I suspect you may continue to get most of what you need with the API and save a few steps. And obviously, you could get a file with the API and write it do you desktop without DataMiner.

When I start doing daily rebalances I will probably want to figure out the API (which you have already done).

Obviously, Dan can add to this.

Jim

Tony,
As you said, DataMiner is built on top of the API. So anything you can do DataMiner could be done in the API if you have coding skills.

But even if you do have coding skills, DataMiner could be useful for things you dont need to do very often and save you time vs writing API scripts. For example, the data_universe operation in DataMiner has start date and end date parameters. So it makes it easy to retrieve the data for a date range and automatically write it to a csv file. The data_universe endpoint in the API has a AsOfDt parameter. So your API script has to generate the dates and loop thru them and write the results to a file. Not difficult for a programmer, but why waste the time writing it unless you were going to use it often or needed full automation of your process.

The best way to see what DataMiner has to offer is to look at the articles in the Knowledgebase.

Walter,
Since you are using an existing ranking system, then the rank operations is the one you want to use.

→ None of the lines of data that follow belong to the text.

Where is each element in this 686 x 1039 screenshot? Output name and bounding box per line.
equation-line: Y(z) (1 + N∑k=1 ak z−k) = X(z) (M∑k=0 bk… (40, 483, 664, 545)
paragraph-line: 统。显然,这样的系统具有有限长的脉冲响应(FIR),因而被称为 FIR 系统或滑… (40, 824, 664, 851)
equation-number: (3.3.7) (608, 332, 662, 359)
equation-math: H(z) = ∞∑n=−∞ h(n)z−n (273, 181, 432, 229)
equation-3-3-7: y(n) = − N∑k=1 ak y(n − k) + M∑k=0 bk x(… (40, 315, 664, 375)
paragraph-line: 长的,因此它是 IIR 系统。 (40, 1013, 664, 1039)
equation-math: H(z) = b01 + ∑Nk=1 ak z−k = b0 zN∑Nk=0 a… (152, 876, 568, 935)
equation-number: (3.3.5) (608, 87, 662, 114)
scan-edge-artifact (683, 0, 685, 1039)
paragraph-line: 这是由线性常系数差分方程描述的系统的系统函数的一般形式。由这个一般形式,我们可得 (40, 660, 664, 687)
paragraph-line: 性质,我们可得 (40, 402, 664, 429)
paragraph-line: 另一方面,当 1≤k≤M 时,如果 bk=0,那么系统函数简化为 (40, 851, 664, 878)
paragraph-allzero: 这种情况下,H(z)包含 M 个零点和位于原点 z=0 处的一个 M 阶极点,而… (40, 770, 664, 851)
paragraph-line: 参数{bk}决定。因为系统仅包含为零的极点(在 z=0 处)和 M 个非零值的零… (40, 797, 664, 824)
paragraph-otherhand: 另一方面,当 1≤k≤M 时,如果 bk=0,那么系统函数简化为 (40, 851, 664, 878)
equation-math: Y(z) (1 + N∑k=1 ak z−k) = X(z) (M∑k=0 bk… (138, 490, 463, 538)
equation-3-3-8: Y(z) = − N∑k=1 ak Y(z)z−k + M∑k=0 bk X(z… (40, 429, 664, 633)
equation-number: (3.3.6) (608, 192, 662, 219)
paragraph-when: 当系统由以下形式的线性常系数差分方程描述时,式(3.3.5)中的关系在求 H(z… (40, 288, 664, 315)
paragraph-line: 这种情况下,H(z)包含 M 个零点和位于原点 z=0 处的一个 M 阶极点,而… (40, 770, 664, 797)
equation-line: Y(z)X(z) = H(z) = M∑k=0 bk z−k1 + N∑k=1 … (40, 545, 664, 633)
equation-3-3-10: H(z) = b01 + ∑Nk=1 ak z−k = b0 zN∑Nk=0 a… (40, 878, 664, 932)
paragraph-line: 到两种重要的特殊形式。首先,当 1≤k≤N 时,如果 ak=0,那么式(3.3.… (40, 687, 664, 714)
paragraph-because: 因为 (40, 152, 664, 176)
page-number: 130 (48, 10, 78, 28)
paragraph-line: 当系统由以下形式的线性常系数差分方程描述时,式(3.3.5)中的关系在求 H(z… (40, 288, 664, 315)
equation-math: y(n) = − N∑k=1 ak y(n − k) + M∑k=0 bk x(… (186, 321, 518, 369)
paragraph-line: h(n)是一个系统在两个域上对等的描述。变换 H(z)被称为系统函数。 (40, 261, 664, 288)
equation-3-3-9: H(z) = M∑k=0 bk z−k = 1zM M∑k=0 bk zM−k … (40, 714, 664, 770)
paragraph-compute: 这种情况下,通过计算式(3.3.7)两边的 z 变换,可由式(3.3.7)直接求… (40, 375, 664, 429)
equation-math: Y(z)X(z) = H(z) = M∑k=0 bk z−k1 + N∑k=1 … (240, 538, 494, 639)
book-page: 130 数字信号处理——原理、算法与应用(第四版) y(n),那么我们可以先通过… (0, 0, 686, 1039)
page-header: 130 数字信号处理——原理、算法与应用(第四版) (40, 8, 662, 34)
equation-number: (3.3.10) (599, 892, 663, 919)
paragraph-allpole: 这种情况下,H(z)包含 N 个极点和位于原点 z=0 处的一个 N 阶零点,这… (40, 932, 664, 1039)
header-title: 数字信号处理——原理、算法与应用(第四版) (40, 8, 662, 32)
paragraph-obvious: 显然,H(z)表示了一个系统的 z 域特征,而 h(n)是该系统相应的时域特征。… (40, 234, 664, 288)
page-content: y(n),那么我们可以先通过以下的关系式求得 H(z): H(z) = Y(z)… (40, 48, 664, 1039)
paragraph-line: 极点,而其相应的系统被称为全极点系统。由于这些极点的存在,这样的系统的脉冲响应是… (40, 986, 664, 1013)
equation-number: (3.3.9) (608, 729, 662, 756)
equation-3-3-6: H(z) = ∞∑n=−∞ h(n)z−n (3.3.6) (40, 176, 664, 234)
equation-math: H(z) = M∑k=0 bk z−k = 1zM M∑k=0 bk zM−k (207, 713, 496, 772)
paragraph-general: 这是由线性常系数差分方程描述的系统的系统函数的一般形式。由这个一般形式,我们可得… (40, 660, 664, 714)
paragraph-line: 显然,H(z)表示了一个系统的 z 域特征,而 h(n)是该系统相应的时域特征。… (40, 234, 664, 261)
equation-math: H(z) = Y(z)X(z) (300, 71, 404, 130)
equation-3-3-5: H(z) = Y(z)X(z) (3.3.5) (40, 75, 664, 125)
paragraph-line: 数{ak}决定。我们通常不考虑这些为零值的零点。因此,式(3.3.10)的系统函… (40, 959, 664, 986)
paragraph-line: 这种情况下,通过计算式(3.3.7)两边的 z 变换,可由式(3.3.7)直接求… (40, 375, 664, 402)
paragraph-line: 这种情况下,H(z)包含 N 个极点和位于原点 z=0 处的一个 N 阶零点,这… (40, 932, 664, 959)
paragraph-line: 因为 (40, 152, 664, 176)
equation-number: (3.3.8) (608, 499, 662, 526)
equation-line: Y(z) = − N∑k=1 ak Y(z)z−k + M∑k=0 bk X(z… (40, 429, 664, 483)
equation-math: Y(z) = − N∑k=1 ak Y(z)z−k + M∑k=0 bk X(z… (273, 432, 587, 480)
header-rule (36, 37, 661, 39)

DataMiner uses ‘Saturday’ As Of Dates as input. Like → Start Date: 2023-08-05
‘Saturday’ just means it is using the weekend data. This is the same data as you would get if you rebalanced on the website on Monday morning.

On the Ranks page on the web site, set the As Of Dt to Monday 8/7/23 and run it. Notice that when it is done it shows ‘As Of is 8/5/2023’.

But this is specifically for the case you described where you want ‘historical weekly ranks that occurred on Mondays’. If your case was that you wanted current weekday rank data as of today 8/11 then the API is not the same as running it on the site because the API has only weekly data (for now).

Thanks! That was the source of my confusion. I read the asofdate literally.

I do trust, but I will verify!

Update!

Dan, I do see the behavior you described regarding rank data and DataMiner d/l.

Thanks!